Thirteen subjects with normal hepatic function and 7 patients with mild, 8 patients with moderate, and 6 patients with severe hepatic impairment were enrolled. Compared with normal subjects, everolimus AUC0-∞ for patients with mild, moderate, and severe hepatic impairment increased by 1.60-, 3.26-, and 3.64-fold, respectively. Based on Child-Pugh classification at day 8, the everolimus doses required to adjust the exposure of patients with mild, moderate, and severe hepatic impairment to that of normal subjects were 6.25, 3.07, and 2.75 mg, respectively. Thresholds for 2-fold everolimus dose reduction were 15.0 μmol/L for bilirubin, 43.1 g/L for albumin, and 1.1 for the international normalized ratio; using these thresholds could lead to underdosing or overdosing in some patients. Most adverse events were of grade 1 severity, ≤1 day in duration, and not everolimus related.
Everolimus exposure after a single 10-mg dose was influenced by the degree of hepatic impairment. Child-Pugh classification was found to be the most conservative means of guiding dose adjustment in patients with hepatic impairment. Based on these data, as well as previously reported data for patients with moderate hepatic impairment, everolimus once-daily dosing should be 7.5 mg and 5 mg in patients with mild and moderate impairment, respectively. Everolimus is not recommended in patients with severe hepatic impairment unless benefits outweigh risks; in that case, 2.5 mg once daily should not be exceeded. ClinicalTrials.gov identifier: NCT00968591.

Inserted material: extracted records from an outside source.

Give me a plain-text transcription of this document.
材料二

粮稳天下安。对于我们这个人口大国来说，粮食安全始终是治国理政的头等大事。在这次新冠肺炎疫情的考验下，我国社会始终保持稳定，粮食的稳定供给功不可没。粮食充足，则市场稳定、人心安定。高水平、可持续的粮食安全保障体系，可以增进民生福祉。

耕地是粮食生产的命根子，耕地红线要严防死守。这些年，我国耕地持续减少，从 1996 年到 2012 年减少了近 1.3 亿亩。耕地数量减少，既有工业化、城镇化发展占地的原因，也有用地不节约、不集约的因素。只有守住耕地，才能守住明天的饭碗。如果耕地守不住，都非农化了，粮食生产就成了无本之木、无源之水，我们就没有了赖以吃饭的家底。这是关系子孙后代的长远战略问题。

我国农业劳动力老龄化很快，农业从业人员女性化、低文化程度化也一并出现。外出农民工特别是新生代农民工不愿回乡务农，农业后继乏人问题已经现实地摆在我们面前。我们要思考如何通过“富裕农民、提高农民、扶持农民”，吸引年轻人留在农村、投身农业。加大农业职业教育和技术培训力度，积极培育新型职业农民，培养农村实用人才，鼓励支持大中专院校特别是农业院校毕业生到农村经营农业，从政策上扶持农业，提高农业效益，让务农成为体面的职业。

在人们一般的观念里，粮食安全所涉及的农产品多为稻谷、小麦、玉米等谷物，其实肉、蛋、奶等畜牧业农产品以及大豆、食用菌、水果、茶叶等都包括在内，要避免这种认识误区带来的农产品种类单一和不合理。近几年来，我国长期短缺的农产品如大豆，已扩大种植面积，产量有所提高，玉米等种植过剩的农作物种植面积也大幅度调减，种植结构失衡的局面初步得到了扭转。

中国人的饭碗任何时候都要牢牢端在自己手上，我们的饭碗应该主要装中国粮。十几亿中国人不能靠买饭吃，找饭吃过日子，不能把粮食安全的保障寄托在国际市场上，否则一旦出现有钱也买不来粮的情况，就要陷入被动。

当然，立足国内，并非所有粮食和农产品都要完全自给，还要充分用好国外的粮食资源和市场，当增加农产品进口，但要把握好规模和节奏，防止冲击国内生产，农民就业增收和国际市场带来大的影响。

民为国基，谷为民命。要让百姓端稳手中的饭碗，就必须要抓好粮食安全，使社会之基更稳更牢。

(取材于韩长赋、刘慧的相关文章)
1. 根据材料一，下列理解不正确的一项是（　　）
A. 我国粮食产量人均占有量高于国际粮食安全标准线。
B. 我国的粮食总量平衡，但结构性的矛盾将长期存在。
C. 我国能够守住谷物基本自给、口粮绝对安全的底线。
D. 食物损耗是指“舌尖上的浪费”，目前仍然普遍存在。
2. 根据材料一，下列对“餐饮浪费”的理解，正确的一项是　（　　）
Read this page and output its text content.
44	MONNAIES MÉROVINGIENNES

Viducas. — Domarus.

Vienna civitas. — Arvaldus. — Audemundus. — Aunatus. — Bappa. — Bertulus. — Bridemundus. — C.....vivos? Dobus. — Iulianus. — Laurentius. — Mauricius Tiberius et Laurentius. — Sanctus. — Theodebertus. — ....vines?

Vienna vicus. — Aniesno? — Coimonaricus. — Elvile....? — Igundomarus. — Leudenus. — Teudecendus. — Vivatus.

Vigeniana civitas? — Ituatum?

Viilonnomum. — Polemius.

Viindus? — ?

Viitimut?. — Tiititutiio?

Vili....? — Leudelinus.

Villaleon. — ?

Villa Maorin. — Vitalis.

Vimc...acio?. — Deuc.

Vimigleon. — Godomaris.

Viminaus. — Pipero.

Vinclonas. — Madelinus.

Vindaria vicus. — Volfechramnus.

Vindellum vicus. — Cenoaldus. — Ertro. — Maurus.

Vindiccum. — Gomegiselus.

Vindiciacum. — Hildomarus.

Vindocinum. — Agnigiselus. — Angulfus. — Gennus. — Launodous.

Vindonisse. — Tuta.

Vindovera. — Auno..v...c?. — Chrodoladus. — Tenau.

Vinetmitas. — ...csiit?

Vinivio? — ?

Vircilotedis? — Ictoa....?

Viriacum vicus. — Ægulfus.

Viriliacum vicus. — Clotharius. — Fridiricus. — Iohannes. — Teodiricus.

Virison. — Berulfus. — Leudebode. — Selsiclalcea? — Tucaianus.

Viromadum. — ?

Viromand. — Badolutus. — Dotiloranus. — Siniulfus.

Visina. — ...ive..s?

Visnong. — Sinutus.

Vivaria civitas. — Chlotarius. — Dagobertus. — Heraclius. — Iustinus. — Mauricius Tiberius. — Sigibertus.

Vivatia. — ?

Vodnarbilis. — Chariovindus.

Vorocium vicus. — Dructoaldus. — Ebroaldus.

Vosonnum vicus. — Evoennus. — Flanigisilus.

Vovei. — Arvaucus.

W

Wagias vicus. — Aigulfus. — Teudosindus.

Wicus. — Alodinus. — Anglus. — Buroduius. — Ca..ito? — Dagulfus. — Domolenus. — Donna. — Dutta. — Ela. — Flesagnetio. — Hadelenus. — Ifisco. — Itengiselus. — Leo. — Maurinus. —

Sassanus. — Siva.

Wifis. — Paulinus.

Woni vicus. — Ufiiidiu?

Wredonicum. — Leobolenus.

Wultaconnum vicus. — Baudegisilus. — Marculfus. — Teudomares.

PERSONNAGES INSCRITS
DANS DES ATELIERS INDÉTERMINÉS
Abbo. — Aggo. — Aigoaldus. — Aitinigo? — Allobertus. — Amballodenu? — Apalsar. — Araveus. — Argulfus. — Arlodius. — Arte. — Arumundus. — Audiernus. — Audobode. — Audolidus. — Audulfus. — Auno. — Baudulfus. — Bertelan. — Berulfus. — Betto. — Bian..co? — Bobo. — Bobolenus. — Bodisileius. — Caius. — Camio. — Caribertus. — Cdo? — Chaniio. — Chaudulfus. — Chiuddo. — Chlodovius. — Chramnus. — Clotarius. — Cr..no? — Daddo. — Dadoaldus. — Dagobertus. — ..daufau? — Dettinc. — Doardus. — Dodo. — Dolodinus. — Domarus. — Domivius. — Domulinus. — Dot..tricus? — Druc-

虽然口服哺乳动物雷帕霉素靶蛋白抑制剂依维莫司的药代动力学在中度肝损伤患者中已得到描述,但在轻度或重度肝损伤患者中尚未进行评估。
本研究旨在评估依维莫司在肝功能正常的健康志愿者和轻度(Child-Pugh 分级 A)、中度(Child-Pugh 分级 B)和重度(Child-Pugh 分级 C)肝损伤患者中的药代动力学和安全性,为临床用药提供依据。
这是一项多中心、开放性、I 期研究,所有入组患者均接受单次 10mg 口服依维莫司剂量。在给药后 168 小时内,按预定时间点采集血样进行药代动力学评估。同时评估安全性。基于基线和第 8 天的 Child-Pugh 状态,根据 AUC0-∞几何均数比值及其 90%置信区间计算推荐剂量。还进行了药代动力学参数与肝功能标志物之间关系的事后分析,以确定剂量调整的阈值。
共纳入 13 例肝功能正常的受试者和 7 例轻度、8 例中度和 6 例重度肝损伤患者。与正常受试者相比,轻度、中度和重度肝损伤患者的依维莫司 AUC0-∞分别增加了 1.60 倍、3.26 倍和 3.64 倍。基于第 8 天的 Child-Pugh 分类,轻度、中度和重度肝损伤患者需要调整至与正常受试者相同暴露水平的依维莫司剂量分别为 6.25mg、3.07mg 和 2.75mg。依维莫司剂量减少 2 倍的阈值分别为胆红素 15.0μmol/L、白蛋白 43.1g/L 和国际标准化比值 1.1;使用这些阈值可能会导致部分患者剂量不足或过量。大多数不良事件为 1 级,持续时间≤1 天,与依维莫司无关。
单次 10mg 剂量后依维莫司的暴露受到肝损伤程度的影响。Child-Pugh 分级被认为是指导肝损伤患者剂量调整的最保守方法。基于这些数据以及先前报道的中度肝损伤患者的数据,轻度和中度肝损伤患者的依维莫司每日一次剂量分别为 7.5mg 和 5mg。除非利大于弊,否则不建议在重度肝损伤患者中使用依维莫司;在这种情况下,不应超过每日 2.5mg。临床试验注册号:NCT00968591。